There's also a noble foreigner, Anders Almkvist, next in line to his father's accounting firm in Stockholm but passionate only about music. His plot line is perhaps the book's most rewarding, since it touches most directly on the unlikely heroism of following private dreams (to put it mildly, this was our author's favorite theme - not surprisingly, since it was also her life). And when a knotted bit of plotting finds Anders sitting down at the kitchen table in the Irish country house belonging to the old father of a new acquaintance, the two men - strangers until this minute - fall into easy conversation:

They talked about farming and how it had changed over the years, about the recession and how all the town houses that the uppity O'Haras had built were standing empty like a ghost estate because people had been greedy and thought that the Celtic Tiger would last forever. He spoke about his other children, who had done well for themselves abroad. He said that Shep, the dog, was blind now and useless but would always have a home.
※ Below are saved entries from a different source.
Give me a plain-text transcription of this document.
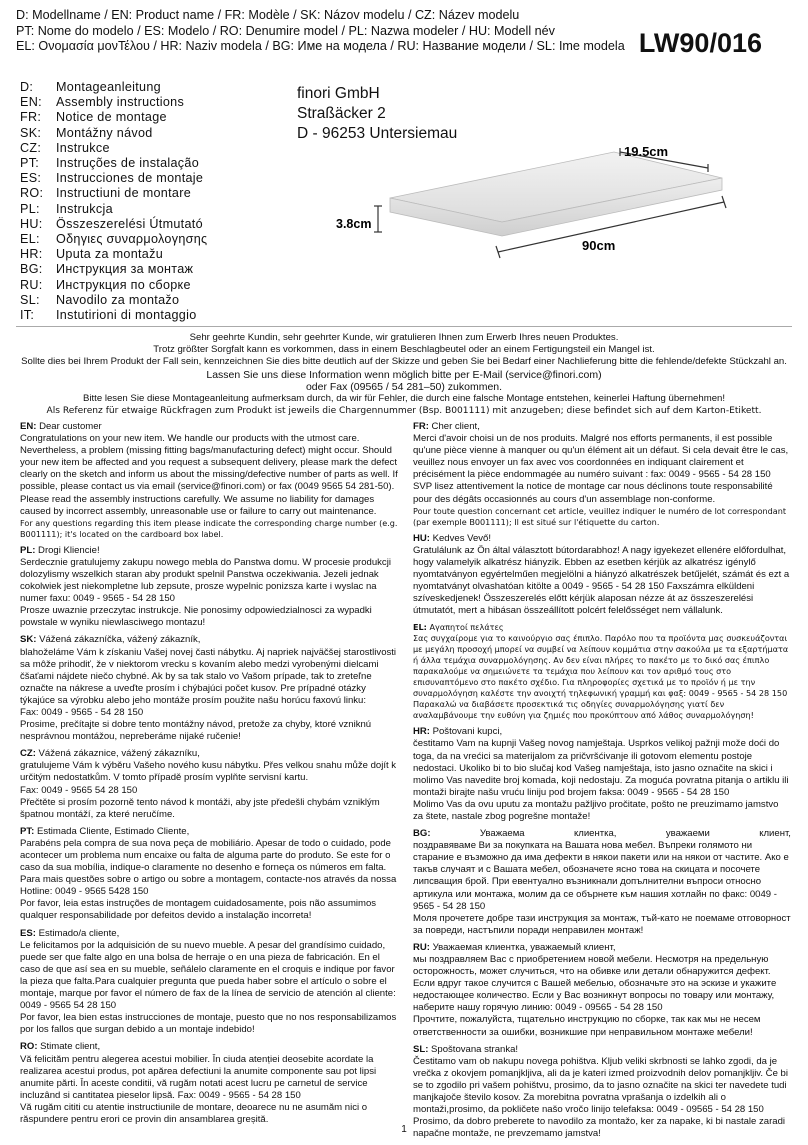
D: Modellname / EN: Product name / FR: Modèle / SK: Názov modelu / CZ: Název modelu
PT: Nome do modelo / ES: Modelo / RO: Denumire model / PL: Nazwa modeler / HU: Modell név
EL: Ονομασία μονΤέλου / HR: Naziv modela / BG: Име на модела / RU: Название модели / SL: Ime modela LW90/016
D: Montageanleitung
EN: Assembly instructions
FR: Notice de montage
SK: Montážny návod
CZ: Instrukce
PT: Instruções de instalação
ES: Instrucciones de montaje
RO: Instructiuni de montare
PL: Instrukcja
HU: Összeszerelési Útmutató
EL: Οδηγιες συναρμολογησης
HR: Uputa za montažu
BG: Инструкция за монтаж
RU: Инструкция по сборке
SL: Navodilo za montažo
IT: Instutirioni di montaggio
finori GmbH
Straßäcker 2
D - 96253 Untersiemau
19.5cm
3.8cm
90cm
Sehr geehrte Kundin, sehr geehrter Kunde, wir gratulieren Ihnen zum Erwerb Ihres neuen Produktes.
Trotz größter Sorgfalt kann es vorkommen, dass in einem Beschlagbeutel oder an einem Fertigungsteil ein Mangel ist.
Sollte dies bei Ihrem Produkt der Fall sein, kennzeichnen Sie dies bitte deutlich auf der Skizze und geben Sie bei Bedarf einer Nachlieferung bitte die fehlende/defekte Stückzahl an.
Lassen Sie uns diese Information wenn möglich bitte per E-Mail (service@finori.com)
oder Fax (09565 / 54 281–50) zukommen.
Bitte lesen Sie diese Montageanleitung aufmerksam durch, da wir für Fehler, die durch eine falsche Montage entstehen, keinerlei Haftung übernehmen!
Als Referenz für etwaige Rückfragen zum Produkt ist jeweils die Chargennummer (Bsp. B001111) mit anzugeben; diese befindet sich auf dem Karton-Etikett.

EN: Dear customer

Congratulations on your new item. We handle our products with the utmost care. Nevertheless, a problem (missing fitting bags/manufacturing defect) might occur. Should your new item be affected and you request a subsequent delivery, please mark the defect clearly on the sketch and inform us about the missing/defective number of parts as well. If possible, please contact us via email (service@finori.com) or fax (0049 9565 54 281-50). Please read the assembly instructions carefully. We assume no liability for damages caused by incorrect assembly, unreasonable use or failure to carry out maintenance.

For any questions regarding this item please indicate the corresponding charge number (e.g. B001111); it's located on the cardboard box label.

PL: Drogi Kliencie!

Serdecznie gratulujemy zakupu nowego mebla do Panstwa domu. W procesie produkcji dolozylismy wszelkich staran aby produkt spelnil Panstwa oczekiwania. Jezeli jednak cokolwiek jest niekompletne lub zepsute, prosze wypelnic ponizsza karte i wyslac na numer faxu: 0049 - 9565 - 54 28 150

Prosze uwaznie przeczytac instrukcje. Nie ponosimy odpowiedzialnosci za wypadki powstale w wyniku niewlasciwego montazu!

SK: Vážená zákazníčka, vážený zákazník,

blahoželáme Vám k získaniu Vašej novej časti nábytku. Aj napriek najväčšej starostlivosti sa môže prihodiť, že v niektorom vrecku s kovaním alebo medzi vyrobenými dielcami čšaťami nájdete niečo chybné. Ak by sa tak stalo vo Vašom prípade, tak to zreteľne označte na nákrese a uveďte prosím i chýbajúci počet kusov. Pre prípadné otázky týkajúce sa výrobku alebo jeho montáže prosím použite našu horúcu faxovú linku:

Fax: 0049 - 9565 - 54 28 150

Prosime, prečítajte si dobre tento montážny návod, pretože za chyby, ktoré vzniknú nesprávnou montážou, nepreberáme nijaké ručenie!

CZ: Vážená zákaznice, vážený zákazníku,

gratulujeme Vám k výběru Vašeho nového kusu nábytku. Přes velkou snahu může dojít k určitým nedostatkům. V tomto případě prosím vyplňte servisní kartu.

Fax: 0049 - 9565 54 28 150

Přečtěte si prosím pozorně tento návod k montáži, aby jste předešli chybám vzniklým špatnou montáží, za které neručíme.

PT: Estimada Cliente, Estimado Cliente,

Parabéns pela compra de sua nova peça de mobiliário. Apesar de todo o cuidado, pode acontecer um problema num encaixe ou falta de alguma parte do produto. Se este for o caso da sua mobília, indique-o claramente no desenho e forneça os números em falta. Para mais questões sobre o artigo ou sobre a montagem, contacte-nos através da nossa Hotline: 0049 - 9565 5428 150

Por favor, leia estas instruções de montagem cuidadosamente, pois não assumimos qualquer responsabilidade por defeitos devido a instalação incorreta!

ES: Estimado/a cliente,

Le felicitamos por la adquisición de su nuevo mueble. A pesar del grandísimo cuidado, puede ser que falte algo en una bolsa de herraje o en una pieza de fabricación. En el caso de que así sea en su mueble, señálelo claramente en el croquis e indique por favor la pieza que falta.Para cualquier pregunta que pueda haber sobre el artículo o sobre el montaje, marque por favor el número de fax de la línea de servicio de atención al cliente: 0049 - 9565 54 28 150

Por favor, lea bien estas instrucciones de montaje, puesto que no nos responsabilizamos por los fallos que surgan debido a un montaje indebido!

RO: Stimate client,

Vă felicităm pentru alegerea acestui mobilier. În ciuda atenției deosebite acordate la realizarea acestui produs, pot apărea defectiuni la anumite componente sau pot lipsi anumite părti. În aceste conditii, vă rugăm notati acest lucru pe carnetul de service incluzând si cantitatea pieselor lipsă. Fax: 0049 - 9565 - 54 28 150

Vă rugăm cititi cu atentie instructiunile de montare, deoarece nu ne asumăm nici o răspundere pentru erori ce provin din ansamblarea greșită.

FR: Cher client,

Merci d'avoir choisi un de nos produits. Malgré nos efforts permanents, il est possible qu'une pièce vienne à manquer ou qu'un élément ait un défaut. Si cela devait être le cas, veuillez nous envoyer un fax avec vos coordonnées en indiquant clairement et précisément la pièce endommagée au numéro suivant : fax: 0049 - 9565 - 54 28 150

SVP lisez attentivement la notice de montage car nous déclinons toute responsabilité pour des dégâts occasionnés au cours d'un assemblage non-conforme.

Pour toute question concernant cet article, veuillez indiquer le numéro de lot correspondant (par exemple B001111); Il est situé sur l'étiquette du carton.

HU: Kedves Vevő!

Gratulálunk az Ön által választott bútordarabhoz! A nagy igyekezet ellenére előfordulhat, hogy valamelyik alkatrész hiányzik. Ebben az esetben kérjük az alkatrész igénylő nyomtatványon egyértelműen megjelölni a hiányzó alkatrészek betűjelét, számát és ezt a nyomtatványt olvashatóan kitölte a 0049 - 9565 - 54 28 150 Faxszámra elküldeni szíveskedjenek! Összeszerelés előtt kérjük alaposan nézze át az összeszerelési útmutatót, mert a hibásan összeállított polcért felelősséget nem vállalunk.

EL: Αγαπητοί πελάτες

Σας συγχαίρομε για το καινούργιο σας έπιπλο. Παρόλο που τα προϊόντα μας συσκευάζονται με μεγάλη προσοχή μπορεί να συμβεί να λείπουν κομμάτια στην σακούλα με τα εξαρτήματα ή άλλα τεμάχια συναρμολόγησης. Αν δεν είναι πλήρες το πακέτο με το δικό σας έπιπλο παρακαλούμε να σημειώνετε τα τεμάχια που λείπουν και τον αριθμό τους στο επισυναπτόμενο στο πακέτο σχέδιο. Για πληροφορίες σχετικά με το προϊόν ή με την συναρμολόγηση καλέστε την ανοιχτή τηλεφωνική γραμμή και φαξ: 0049 - 9565 - 54 28 150

Παρακαλώ να διαβάσετε προσεκτικά τις οδηγίες συναρμολόγησης γιατί δεν αναλαμβάνουμε την ευθύνη για ζημιές που προκύπτουν από λάθος συναρμολόγηση!

HR: Poštovani kupci,

čestitamo Vam na kupnji Vašeg novog namještaja. Usprkos velikoj pažnji može doći do toga, da na vrećici sa materijalom za pričvršćivanje ili gotovom elementu postoje nedostaci. Ukoliko bi to bio slučaj kod Vašeg namještaja, isto jasno označite na skici i molimo Vas navedite broj komada, koji nedostaju. Za moguća povratna pitanja o artiklu ili montaži birajte našu vruću liniju pod brojem faksa: 0049 - 9565 - 54 28 150

Molimo Vas da ovu uputu za montažu pažljivo pročitate, pošto ne preuzimamo jamstvo za štete, nastale zbog pogrešne montaže!

BG:	Уважаема	клиентка,	уважаеми	клиент,

поздравяваме Ви за покупката на Вашата нова мебел. Въпреки голямото ни старание е възможно да има дефекти в някои пакети или на някои от частите. Ако е такъв случаят и с Вашата мебел, обозначете ясно това на скицата и посочете липсващия брой. При евентуално възникнали допълнителни въпроси относно артикула или монтажа, молим да се обърнете към нашия хотлайн по факс: 0049 - 9565 - 54 28 150

Моля прочетете добре тази инструкция за монтаж, тъй-като не поемаме отговорност за повреди, настъпили поради неправилен монтаж!

RU: Уважаемая клиентка, уважаемый клиент,

мы поздравляем Вас с приобретением новой мебели. Несмотря на предельную осторожность, может случиться, что на обивке или детали обнаружится дефект. Если вдруг такое случится с Вашей мебелью, обозначьте это на эскизе и укажите недостающее количество. Если у Вас возникнут вопросы по товару или монтажу, наберите нашу горячую линию: 0049 - 09565 - 54 28 150

Прочтите, пожалуйста, тщательно инструкцию по сборке, так как мы не несем ответственности за ошибки, возникшие при неправильном монтаже мебели!

SL: Spoštovana stranka!

Čestitamo vam ob nakupu novega pohištva. Kljub veliki skrbnosti se lahko zgodi, da je vrečka z okovjem pomanjkljiva, ali da je kateri izmed proizvodnih delov pomanjkljiv. Če bi se to zgodilo pri vašem pohištvu, prosimo, da to jasno označite na skici ter navedete tudi manjkajoče število kosov. Za morebitna povratna vprašanja o izdelkih ali o montaži,prosimo, da pokličete našo vročo linijo telefaksa: 0049 - 09565 - 54 28 150

Prosimo, da dobro preberete to navodilo za montažo, ker za napake, ki bi nastale zaradi napačne montaže, ne prevzemamo jamstva!

1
There's a sly talent in passages like that; any honest novelist (yes, well ...) will tell you they aren't as easy as they look. It's not a grand talent, to sit two characters at a kitchen table and have them talk of ordinary things in an ordinary way, but Binchy was heir to a long line of Irish writers who had that talent in springtime abundance. A Week in Winter weaves a dozen life stories together, giving each one its own payoff while reserving a special spotlight for battered Chicky, who risks everything to start a new life.In the book's final pages, she's looking to the future, ready for anything. And that's no bad way to end things.